Aurélie Micouleau, qui vit près de Montpellier dans le sud, a déclaré que la vie de ses fils avait changé à jamais après qu’ils aient partagé une pizza Buitoni Fraîch’Up à la fin du mois de février. D’abord, son fils Curtis, âgé de cinq ans, est tombé malade et a été soigné en soins intensifs, avec l’incertitude de savoir s’il survivrait aux complications qui ont touché ses reins et son cerveau. Puis son frère de 10 ans, Preston, a été hospitalisé d’urgence. Tous deux étaient sous dialyse rénale et luttaient pour leur vie. Aujourd’hui, ils sont fragiles, sous traitement et confrontés à des problèmes de santé à vie. « Nous vivons dans la peur constante qu’ils rechutent ou qu’ils aient besoin d’une greffe de rein, ou encore de l’impact sur leur cerveau », a déclaré M. Micouleau. « Nous ne connaissons même pas leur espérance de vie maintenant. Elle aura diminué. »

Les garçons sont souvent ramenés d’urgence à l’hôpital. « Ils se réveillent la nuit en frappant les murs à cause de cauchemars », a déclaré Micouleau. En tant que parent, vous vous dites : « J’ai donné à mon enfant quelque chose qui l’a empoisonné » et le sentiment de culpabilité est très difficile à vivre. Nous nous battons pour la vérité et la justice, et pour que les groupes alimentaires cessent de se comporter comme bon leur semble en raison de leurs milliards. »

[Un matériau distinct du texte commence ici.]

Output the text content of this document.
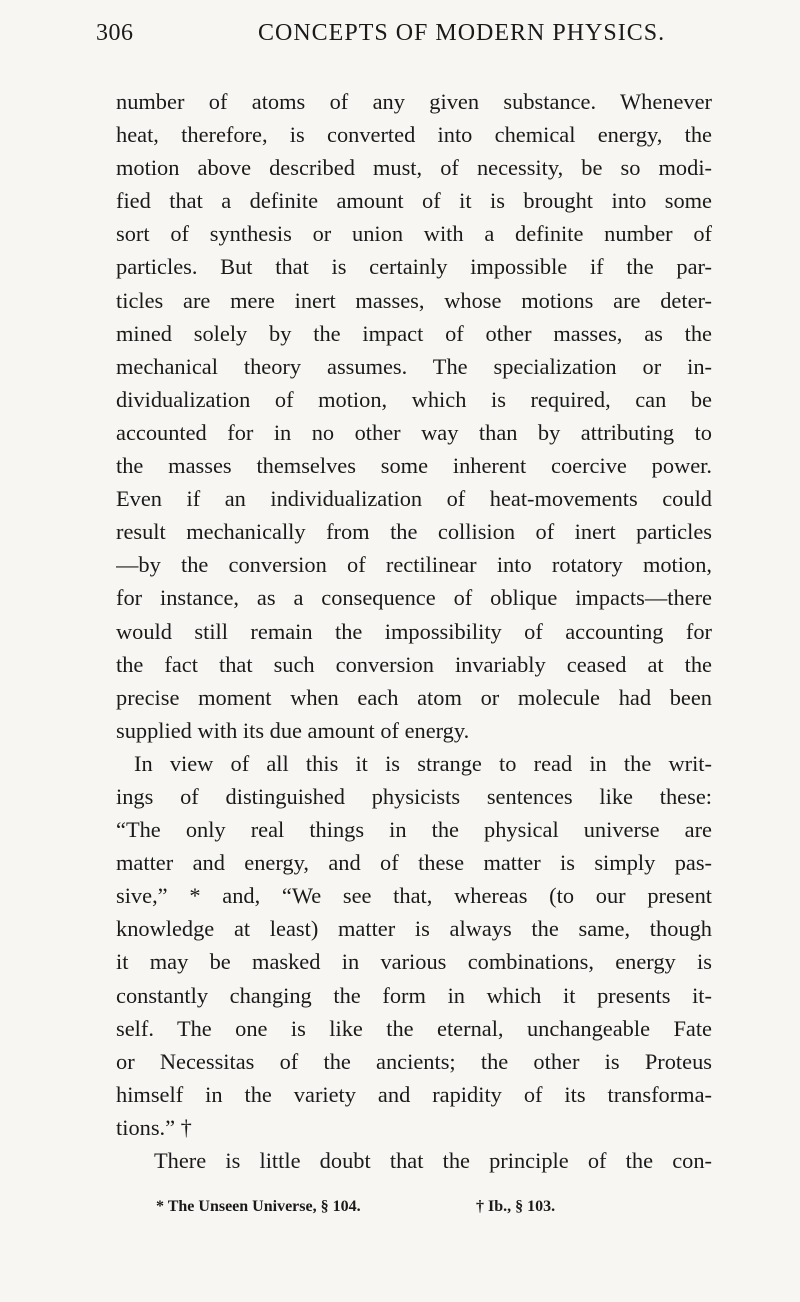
306	CONCEPTS OF MODERN PHYSICS.
number of atoms of any given substance. Whenever
heat, therefore, is converted into chemical energy, the
motion above described must, of necessity, be so modi-
fied that a definite amount of it is brought into some
sort of synthesis or union with a definite number of
particles. But that is certainly impossible if the par-
ticles are mere inert masses, whose motions are deter-
mined solely by the impact of other masses, as the
mechanical theory assumes. The specialization or in-
dividualization of motion, which is required, can be
accounted for in no other way than by attributing to
the masses themselves some inherent coercive power.
Even if an individualization of heat-movements could
result mechanically from the collision of inert particles
—by the conversion of rectilinear into rotatory motion,
for instance, as a consequence of oblique impacts—there
would still remain the impossibility of accounting for
the fact that such conversion invariably ceased at the
precise moment when each atom or molecule had been
supplied with its due amount of energy.
In view of all this it is strange to read in the writ-
ings of distinguished physicists sentences like these:
“The only real things in the physical universe are
matter and energy, and of these matter is simply pas-
sive,” * and, “We see that, whereas (to our present
knowledge at least) matter is always the same, though
it may be masked in various combinations, energy is
constantly changing the form in which it presents it-
self. The one is like the eternal, unchangeable Fate
or Necessitas of the ancients; the other is Proteus
himself in the variety and rapidity of its transforma-
tions.” †
There is little doubt that the principle of the con-
* The Unseen Universe, § 104.	† Ib., § 103.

Nestlé France a déclaré qu’elle « réitère sa profonde compassion pour les victimes et leurs familles » et a mis en place un fonds pour les parents, administré par une organisation caritative indépendante. La société a démenti les rapports sur France Info radio que le temps de nettoyage de l’usine avait été réduit ces dernières années. L’usine Nestlé de Buitoni à Caudry pourrait être autorisée à rouvrir dès le mois prochain, après démontage et nettoyage, mais la ligne de production de pizzas Fraîch’Up reste suspendue.

Mais les familles n’achètent plus aucun produit Nestlé, des cubes de bouillon aux aliments pour animaux. « Je ne pourrai plus jamais leur faire confiance », a déclaré Aïech. « Et je ne leur donnerai plus jamais un centime ».